交通事故で親を亡くした子どもたちを支援する「東海交通遺児を励ます会」(吉野雅山会長)が取り組む寄付型自動販売機の設置が、運送事業者を中心に広がっている。身近な自販機の利用を通じて誰もが募金活動に参加できるこの仕組みは、社会貢献と安全運転の意識啓発を同時に実現する取り組みとして注目を集めている。
■支援の理念
同会は、東海3県に在住する0歳から20歳までの交通遺児とその家庭に寄り添い、経済的・精神的な支援を行う団体。1969年の設立以来、「交通遺児を出さない社会」を理念に掲げ、就学支援や記念行事の開催など多様な支援を展開。同時に事故根絶の啓発活動にも取り組んできた。
25年4月末現在、支援対象は110人・79世帯に上る。維持・運営は公的資金に頼らず、すべて寄付やボランティアの協力によって支えられている。
寄付型自販機は、ダイドードリンコが設置・運営を担い、設置先企業が販売手数料の一部(1%~)を同会に寄付する仕組み。さらに、ダイドー社も売り上げの1%を上乗せして寄付に充てる。
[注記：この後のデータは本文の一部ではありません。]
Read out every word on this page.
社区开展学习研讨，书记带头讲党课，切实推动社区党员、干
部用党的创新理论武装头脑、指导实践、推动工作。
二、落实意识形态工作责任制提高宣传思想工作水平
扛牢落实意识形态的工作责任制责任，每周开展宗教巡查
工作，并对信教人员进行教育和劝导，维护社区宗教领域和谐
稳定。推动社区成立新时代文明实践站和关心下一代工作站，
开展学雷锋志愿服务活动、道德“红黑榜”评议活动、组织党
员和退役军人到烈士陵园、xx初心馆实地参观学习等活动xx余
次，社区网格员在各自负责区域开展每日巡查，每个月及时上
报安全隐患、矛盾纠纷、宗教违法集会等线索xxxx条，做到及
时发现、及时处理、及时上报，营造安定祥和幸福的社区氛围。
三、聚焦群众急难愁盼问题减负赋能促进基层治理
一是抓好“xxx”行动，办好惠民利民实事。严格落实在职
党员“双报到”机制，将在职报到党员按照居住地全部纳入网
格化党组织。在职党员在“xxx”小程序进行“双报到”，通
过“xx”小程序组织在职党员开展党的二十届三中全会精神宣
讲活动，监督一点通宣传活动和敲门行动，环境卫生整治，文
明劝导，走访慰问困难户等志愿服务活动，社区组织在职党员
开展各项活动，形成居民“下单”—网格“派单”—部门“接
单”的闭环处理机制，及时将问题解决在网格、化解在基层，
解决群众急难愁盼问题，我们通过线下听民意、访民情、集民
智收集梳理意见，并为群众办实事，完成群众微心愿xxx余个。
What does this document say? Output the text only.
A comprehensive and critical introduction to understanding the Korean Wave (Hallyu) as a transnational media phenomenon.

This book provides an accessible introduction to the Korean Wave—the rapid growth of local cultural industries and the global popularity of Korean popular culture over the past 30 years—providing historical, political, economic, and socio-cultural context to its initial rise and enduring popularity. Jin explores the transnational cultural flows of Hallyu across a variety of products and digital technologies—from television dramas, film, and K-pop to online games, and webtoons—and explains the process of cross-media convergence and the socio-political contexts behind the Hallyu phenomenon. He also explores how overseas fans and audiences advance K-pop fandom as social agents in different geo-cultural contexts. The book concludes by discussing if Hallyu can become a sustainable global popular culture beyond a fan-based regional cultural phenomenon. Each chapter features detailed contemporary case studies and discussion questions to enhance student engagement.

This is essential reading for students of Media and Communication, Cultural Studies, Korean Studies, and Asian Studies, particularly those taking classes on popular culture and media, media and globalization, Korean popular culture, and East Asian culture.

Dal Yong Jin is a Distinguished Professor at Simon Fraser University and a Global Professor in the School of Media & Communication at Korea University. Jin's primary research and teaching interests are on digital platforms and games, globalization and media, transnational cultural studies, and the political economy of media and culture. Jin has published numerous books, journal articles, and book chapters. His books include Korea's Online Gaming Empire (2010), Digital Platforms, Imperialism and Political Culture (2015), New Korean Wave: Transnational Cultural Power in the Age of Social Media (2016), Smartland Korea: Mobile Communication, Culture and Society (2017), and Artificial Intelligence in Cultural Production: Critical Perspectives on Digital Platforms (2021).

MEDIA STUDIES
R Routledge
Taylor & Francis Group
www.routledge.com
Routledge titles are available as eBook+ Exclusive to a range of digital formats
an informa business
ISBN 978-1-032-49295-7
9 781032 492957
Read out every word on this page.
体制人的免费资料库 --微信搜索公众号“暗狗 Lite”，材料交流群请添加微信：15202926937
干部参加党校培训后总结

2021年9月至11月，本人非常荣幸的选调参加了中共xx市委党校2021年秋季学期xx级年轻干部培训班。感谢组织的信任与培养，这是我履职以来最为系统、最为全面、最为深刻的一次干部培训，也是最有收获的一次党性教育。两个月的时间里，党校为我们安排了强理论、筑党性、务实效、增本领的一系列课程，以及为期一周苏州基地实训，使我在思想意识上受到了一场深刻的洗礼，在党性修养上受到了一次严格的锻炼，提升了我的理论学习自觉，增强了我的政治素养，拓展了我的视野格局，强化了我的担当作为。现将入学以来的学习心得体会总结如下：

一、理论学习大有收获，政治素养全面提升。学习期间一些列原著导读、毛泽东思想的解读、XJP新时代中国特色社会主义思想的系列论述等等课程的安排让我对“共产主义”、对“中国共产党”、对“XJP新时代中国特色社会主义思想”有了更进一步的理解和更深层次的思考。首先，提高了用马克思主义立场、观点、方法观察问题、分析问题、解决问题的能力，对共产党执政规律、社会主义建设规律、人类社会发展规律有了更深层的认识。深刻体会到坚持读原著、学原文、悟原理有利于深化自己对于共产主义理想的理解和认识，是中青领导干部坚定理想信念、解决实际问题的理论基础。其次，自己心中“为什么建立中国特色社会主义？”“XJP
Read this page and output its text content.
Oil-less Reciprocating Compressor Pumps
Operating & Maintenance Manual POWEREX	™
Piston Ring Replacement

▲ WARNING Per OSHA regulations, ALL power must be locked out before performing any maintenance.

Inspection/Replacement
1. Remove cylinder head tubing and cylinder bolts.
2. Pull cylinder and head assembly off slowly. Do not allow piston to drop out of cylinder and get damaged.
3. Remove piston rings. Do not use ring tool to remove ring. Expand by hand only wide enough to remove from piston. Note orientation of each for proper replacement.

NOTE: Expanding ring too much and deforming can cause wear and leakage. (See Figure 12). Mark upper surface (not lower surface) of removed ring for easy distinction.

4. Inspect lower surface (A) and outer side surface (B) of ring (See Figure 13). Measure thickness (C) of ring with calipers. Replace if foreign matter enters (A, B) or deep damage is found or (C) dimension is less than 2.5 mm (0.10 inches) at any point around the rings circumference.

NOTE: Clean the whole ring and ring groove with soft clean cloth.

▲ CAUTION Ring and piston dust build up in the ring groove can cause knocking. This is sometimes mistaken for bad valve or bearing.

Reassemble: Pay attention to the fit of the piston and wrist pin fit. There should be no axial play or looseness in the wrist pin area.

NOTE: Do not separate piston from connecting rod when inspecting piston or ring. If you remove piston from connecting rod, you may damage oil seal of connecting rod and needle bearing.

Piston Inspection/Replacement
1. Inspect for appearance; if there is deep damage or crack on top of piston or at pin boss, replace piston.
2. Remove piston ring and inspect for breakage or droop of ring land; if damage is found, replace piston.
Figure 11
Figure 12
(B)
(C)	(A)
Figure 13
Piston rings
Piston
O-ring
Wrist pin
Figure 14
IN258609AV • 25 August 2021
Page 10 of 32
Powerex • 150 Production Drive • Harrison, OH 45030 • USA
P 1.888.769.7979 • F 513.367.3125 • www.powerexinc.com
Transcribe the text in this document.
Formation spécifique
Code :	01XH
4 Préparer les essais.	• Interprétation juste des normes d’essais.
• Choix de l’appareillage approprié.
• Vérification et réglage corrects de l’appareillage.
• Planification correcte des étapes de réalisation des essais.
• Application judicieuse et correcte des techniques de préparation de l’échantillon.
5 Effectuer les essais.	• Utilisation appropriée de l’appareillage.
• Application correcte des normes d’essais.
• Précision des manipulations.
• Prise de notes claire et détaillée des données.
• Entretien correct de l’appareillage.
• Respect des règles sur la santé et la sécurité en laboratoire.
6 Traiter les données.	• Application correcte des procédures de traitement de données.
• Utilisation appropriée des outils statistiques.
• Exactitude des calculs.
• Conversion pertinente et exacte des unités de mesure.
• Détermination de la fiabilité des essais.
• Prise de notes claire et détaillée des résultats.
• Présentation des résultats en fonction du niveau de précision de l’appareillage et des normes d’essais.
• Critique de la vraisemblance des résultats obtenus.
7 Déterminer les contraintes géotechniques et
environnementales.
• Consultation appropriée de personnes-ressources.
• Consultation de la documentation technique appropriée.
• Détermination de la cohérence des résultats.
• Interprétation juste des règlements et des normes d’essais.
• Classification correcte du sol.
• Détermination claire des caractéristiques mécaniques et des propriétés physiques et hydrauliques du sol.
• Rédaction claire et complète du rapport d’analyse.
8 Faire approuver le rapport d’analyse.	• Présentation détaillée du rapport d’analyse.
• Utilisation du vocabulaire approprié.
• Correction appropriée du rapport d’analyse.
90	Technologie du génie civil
発案は、同会を長年支援してきたキムラユニティー(成瀬茂広社長、名古屋市中区)によるもので、「事故を減らすきっかけに」との思いから始まった。
■広がる設置の輪
キムラユニティーを皮切りに、運送事業者や愛知県トラック協会などへと自販機の設置が広がるなか、東山(青木均社長、同緑区)も岡崎市内の車庫に導入。青木社長は「私の知る交通遺児として育った子どもたち(OG・OB)は、励ます会の支えを受けたことで『社会に出て恩返しをしたい』と語ってくれた。お金で解決できることではないが、一助になれば」と話す。
会長の吉野氏は、運送業界に向けて「交通遺児の存在を『わが事』として受け止めてほしい」と呼びかける。寄付型自販機は、ドライバーに安全運転の意識を促す手段であり、「安全へのアプローチの一つとして活用してもらえたら」と期待を寄せ、支援をさらに充実させていきたい考えだ。
また、同会の事務局長を務める戸井美紀氏は、交通事故遺族の一人。講演活動を通じて「事故は必ず防げる。少しでも体調に不安があれば無理をしない、心に余裕を持ってハンドルを握ってほしい。子どもには何の罪もない」と訴えている。